Ihr könnt diese Besonderheit der Indien Kultur sogar in der Körpersprache beobachten: Das berühmte indische Kopfwackeln kann zu einem Rätsel werden. Ob ein seitliches Hin- und Herwackeln des Kopfes, nur ein kaum merkliches Nicken oder eine schüttelnde Hand, um die kleinen Nuancen zu verstehen, braucht es ein wenig Übung. Außerdem spielen noch andere Faktoren in der Deutung der Antwort eine Rolle. Ein und die selbe Bewegung ist von Situation zu Situation  unterschiedlich und hängt auch vom Gesichtsausdruck, der Schnelligkeit des Wackelns und der zusätzlichen Gestik ab. Keine Sorge, nach ein paar Momenten des völligen Unverständnisses wird es meist besser.

 

CHES ESSEN

Aufgrund der vielen Religionen ist in Indiens Kultur das vegetarische Essen sehr verbreitet. Denn Hindus essen bekannterweise kein Rind, Muslime kein Schwein und Sikhs nichts, was bei lebendigen Leib verarbeitet wird. Viele Restaurants bieten deshalb nur vegetarisches Essen an. Aber keine Sorge, die indisch-vegetarischen Küche ist so vielseitig, ihr werdet Fleisch kaum vermissen!

Außerdem sind in Läden alle Lebensmittel mit entweder einem grünen Punkt (vegetarisch) oder einem roten Punkt (nicht-vegetarisch) gekennzeichnet. Was Touristen oft verwirrt: Eier gelten in Indien als nicht vegetarisch. Wundert euch also nicht, wenn ihr rot gekennzeichnete Backwaren seht. Es handelt sich dabei keinesfalls um Würstchen-Kuchen oder Schinken-Muffins ;).
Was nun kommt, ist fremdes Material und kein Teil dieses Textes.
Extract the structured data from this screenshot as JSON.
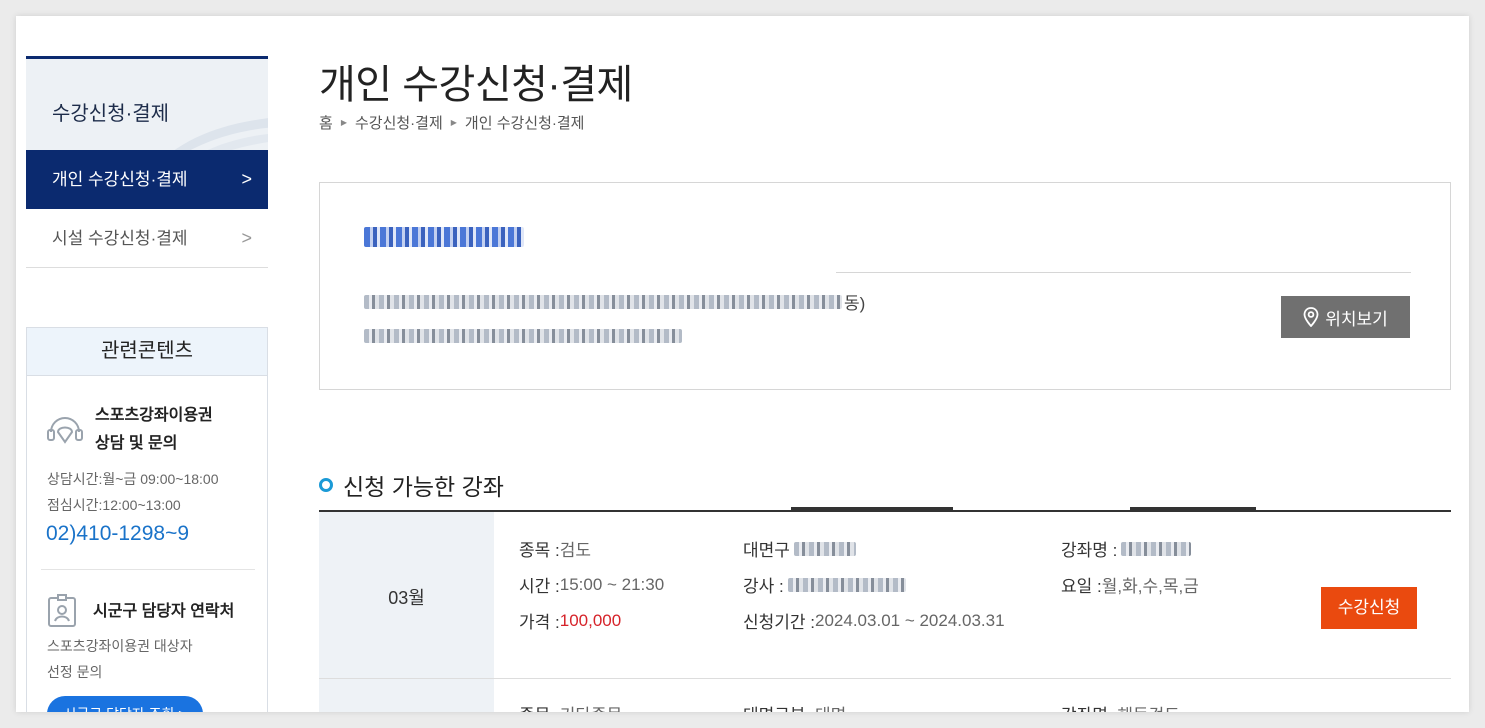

Ein wichtiger Bestandteil der indischen Kultur ist das Essen. Lasst euch vom besten Streetfood in Mumbai begeistern und schaut euch an, welche Leckereien ihr iauf langen Zugfahrten bekommt.

 

4: LEBEN IM HIER UND JETZT

Weit im Voraus geplante Termine und Verabredungen sich nicht so bindend wie bei uns. In Indien ist es keinesfall unhöflich kurzfristig abzusagen oder vage Planungen über den Haufen zu werfen. Indien Kultur: Die Menschen oganisieren ihren Tagesablauf viel spontaner. Der Satz: “We should meet next week!” heißt keinesfalls, dass das wirklich passiert. Und auch wenn konkrete Pläne gemacht wurden, ist es völlig in Ordnung, wenn kurz zuvor doch etwas dazwischen kommt. Viele Planungsfreudige treibt das schnell zur Weißglut, denn besonders effizient ist dieses Verhalten natürlich nicht. Doch für Inder ist diese Spontanität eine Art Lebensphilosophie. Sie konzentrieren sich lieber auf die Gegenwart als auf die Zukunft. Das Leben wird als nicht voraussehbar und ständige Veränderung betrachtet.